Methods: A vascular access specialist was hired to coordinate the program. In 2009, an insertion bundle was introduced in the ICU which included a check list (maximal barrier, hand hygiene, CHG 2%/IPA 70% for skin prep, dedicated lumen for TPN). In 2010 a maintenance bundle was added and consisted of adequate hand hygiene prior to manipulation, vigorous scrub of cap prior to access with CHG 2%/IPA 70%, daily inspection of site and dressing change when soiled, and collective order to maintain patency. Training was given to all units with CLABSI through the institution and periodic audits were done. In 2011 the insertion bundle was extended to the interventional radiology and ER. In 2013, a media campaign “Be line Wise” was launched to high risk units. Absolute number of events and rates were given periodically to all high risk units. Time-to-event boards were placed on the units, reports of success were distributed and promotional events organized. In 2013, the program was expanded to our NICU where an impregnated alcohol cap was introduced along with use of CHG wipes for babies more than 1 kg. In 2014, a newer version of a CHA coated catheter was implemented in the OR, ER and ICU’s.

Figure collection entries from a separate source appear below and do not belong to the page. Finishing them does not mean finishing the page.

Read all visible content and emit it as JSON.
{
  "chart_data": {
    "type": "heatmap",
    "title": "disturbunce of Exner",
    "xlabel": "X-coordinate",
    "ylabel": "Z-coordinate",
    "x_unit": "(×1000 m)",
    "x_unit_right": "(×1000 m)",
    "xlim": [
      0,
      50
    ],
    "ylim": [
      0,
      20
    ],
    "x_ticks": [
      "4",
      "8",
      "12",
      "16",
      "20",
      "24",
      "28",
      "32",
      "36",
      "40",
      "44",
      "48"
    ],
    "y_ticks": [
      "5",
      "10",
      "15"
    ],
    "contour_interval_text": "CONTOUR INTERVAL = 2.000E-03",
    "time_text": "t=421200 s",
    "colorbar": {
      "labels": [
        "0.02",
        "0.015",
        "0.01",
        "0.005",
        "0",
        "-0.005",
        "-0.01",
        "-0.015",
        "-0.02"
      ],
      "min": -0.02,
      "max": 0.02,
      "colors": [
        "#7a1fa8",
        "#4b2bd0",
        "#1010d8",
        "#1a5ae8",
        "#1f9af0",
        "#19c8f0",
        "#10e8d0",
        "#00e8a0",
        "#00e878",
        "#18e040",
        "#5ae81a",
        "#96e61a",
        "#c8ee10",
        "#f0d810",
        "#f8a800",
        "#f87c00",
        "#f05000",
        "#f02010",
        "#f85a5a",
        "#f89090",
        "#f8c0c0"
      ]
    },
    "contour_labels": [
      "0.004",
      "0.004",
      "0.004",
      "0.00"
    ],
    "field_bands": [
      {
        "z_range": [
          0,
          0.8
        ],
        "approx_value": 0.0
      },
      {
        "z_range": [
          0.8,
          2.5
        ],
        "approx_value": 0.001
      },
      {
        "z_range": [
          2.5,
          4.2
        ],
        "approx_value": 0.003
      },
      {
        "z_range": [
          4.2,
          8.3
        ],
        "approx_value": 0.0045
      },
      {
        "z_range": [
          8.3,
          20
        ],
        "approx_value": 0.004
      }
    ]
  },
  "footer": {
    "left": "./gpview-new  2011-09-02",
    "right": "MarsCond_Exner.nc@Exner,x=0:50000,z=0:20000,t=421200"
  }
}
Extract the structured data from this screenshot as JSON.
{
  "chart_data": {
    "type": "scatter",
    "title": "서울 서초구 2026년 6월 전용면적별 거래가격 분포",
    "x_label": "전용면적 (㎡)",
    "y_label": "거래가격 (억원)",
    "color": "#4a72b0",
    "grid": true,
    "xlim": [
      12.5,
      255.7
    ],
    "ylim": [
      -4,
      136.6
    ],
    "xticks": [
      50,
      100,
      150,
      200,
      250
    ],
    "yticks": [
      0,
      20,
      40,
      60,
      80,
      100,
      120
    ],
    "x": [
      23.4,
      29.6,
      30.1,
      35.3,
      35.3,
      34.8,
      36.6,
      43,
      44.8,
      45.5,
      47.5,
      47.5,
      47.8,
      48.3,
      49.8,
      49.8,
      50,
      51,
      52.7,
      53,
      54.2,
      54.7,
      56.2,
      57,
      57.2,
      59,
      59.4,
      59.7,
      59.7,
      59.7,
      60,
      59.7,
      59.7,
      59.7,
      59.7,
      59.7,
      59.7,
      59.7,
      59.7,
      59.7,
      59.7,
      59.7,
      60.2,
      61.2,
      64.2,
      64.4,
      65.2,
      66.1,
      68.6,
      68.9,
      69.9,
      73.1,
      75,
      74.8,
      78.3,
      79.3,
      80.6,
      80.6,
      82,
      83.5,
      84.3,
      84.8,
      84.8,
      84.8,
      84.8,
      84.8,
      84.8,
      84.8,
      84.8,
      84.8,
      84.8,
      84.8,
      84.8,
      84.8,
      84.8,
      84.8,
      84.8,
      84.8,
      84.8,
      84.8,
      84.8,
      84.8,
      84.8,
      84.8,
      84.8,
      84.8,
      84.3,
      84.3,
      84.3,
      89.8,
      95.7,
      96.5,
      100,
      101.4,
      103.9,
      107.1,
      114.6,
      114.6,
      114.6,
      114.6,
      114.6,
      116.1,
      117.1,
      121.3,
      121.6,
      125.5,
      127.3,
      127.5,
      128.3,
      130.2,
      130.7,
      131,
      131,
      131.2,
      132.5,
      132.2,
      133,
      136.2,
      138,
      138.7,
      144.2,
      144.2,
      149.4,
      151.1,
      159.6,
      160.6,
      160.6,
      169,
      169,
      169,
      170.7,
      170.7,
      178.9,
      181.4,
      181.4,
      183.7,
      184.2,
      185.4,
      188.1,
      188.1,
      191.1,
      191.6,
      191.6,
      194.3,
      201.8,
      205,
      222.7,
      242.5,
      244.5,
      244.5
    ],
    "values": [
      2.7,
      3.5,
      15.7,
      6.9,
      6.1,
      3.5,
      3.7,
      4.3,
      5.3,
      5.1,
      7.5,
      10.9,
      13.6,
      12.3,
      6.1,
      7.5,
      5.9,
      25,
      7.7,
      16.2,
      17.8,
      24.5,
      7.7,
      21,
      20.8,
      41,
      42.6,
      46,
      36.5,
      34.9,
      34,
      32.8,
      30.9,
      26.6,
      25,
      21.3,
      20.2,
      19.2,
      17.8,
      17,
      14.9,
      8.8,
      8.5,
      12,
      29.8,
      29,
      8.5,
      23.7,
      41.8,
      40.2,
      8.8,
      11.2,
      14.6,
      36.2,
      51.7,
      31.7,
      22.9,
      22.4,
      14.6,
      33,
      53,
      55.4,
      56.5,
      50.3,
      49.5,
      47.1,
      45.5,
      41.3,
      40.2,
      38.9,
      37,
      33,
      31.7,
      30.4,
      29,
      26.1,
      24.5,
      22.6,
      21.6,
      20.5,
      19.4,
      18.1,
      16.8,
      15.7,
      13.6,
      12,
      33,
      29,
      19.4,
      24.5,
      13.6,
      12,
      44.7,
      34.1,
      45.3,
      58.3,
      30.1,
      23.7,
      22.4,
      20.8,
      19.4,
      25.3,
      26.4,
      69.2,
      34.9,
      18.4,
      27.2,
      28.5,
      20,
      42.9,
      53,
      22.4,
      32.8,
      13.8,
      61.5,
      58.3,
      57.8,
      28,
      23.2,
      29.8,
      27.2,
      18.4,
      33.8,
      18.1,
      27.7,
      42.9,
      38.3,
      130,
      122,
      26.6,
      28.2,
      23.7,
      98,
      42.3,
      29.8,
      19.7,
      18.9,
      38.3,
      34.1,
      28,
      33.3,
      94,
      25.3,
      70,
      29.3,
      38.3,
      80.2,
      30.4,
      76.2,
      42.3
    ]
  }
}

Over the last 9 years with an increased use of central venous access devices (CVAD), absolute number of CLABSI steadily decreased from 209 to 68, a reduction of 67%. In our medical-surgical-transplant ICU, when using the same definition of CLABSI, the rate went from 2.76 to 0.44 per 1000 catheter days. In the NICU, the rate dropped from 6.8 to 0.5 per 1000 catheter days. In dialysis, the CLABSI rate went from 0.89/10 to 0.67patient month.
Conclusion: Reducing CLABSI requires a team approach and buy in from key stakeholders. Continuous surveillance, auditing and tailored interventions contributed to success throughout the institution with significant improvement in patient care outcomes.